「避妊の自由こそ、女性の究極の自由」われ弱ければ 矢嶋楫子伝 耶馬英彦さんの映画レビュー(感想・評価)
避妊の自由こそ、女性の究極の自由
当方は聖書は読むが、クリスチャンではない。だから本作品のようなキリスト教礼賛の映画には若干の抵抗がある。精神の自由を毀損されるように感じてしまうのだ。
予想していなかった終映後の舞台挨拶は、例によって作品の礼賛と、SNSでの拡散希望を訴えるもので、いつものことながら辟易してしまった。山田火砂子監督の90歳という年齢ばかりを強調する司会者にも呆れた。舞台挨拶があるなら見たかった常盤貴子はスケジュールが合わなくて来られなかったとのこと。一から十まで残念な舞台挨拶である。
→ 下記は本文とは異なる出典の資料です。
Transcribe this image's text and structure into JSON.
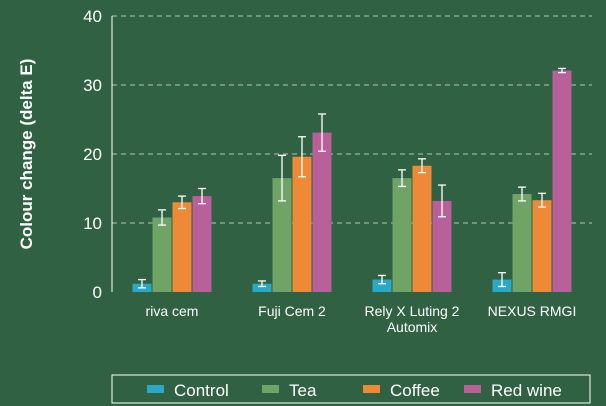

冒頭の三浦綾子の文章の朗読(栗原小巻)ですべてを了解した。三浦綾子はクリスチャン小説家として有名だ。「愛とは許すこと」というテーマでたくさんの小説を書いている。クリスチャンの矢嶋楫子を礼賛するのは当然だろう。
登場人物はたくさんいたが、俳優らしい俳優は主演の常盤貴子と渡辺いっけい、それに石黒賢くらいだ。ワンポイントの竹下景子や小倉一郎、ほっしゃん、駒井蓮は役を卒なくこなしている。ほかは素人さんが学芸会みたいに出演していた。俳優の渡辺大が酷かった。俳優とも思えない存在感のなさは、父親の渡辺謙に反比例したみたいだ。
女性の地位向上を主張するのは悪いことではない。国会議員や大臣の男女同数制もいいと思う。企業の女性重役登用の促進もいいだろう。しかしそれだと一部の女性だけが地位向上するのみである。貧しい一般女性の地位はどうすれば向上するか。
それは女性向けの避妊薬を無料で配布することである。避妊目的のミレーナの子宮挿入を保険適用し、女性の避妊手術の制約も撤廃するべきだ。
恋をすればセックスをしたくなるのは自然である。そのときに女性だけが妊娠のリスクを負うのは不公平だ。この不公平が是正されてはじめて、女性に自由が得られると思う。避妊の自由こそ、女性の究極の自由である。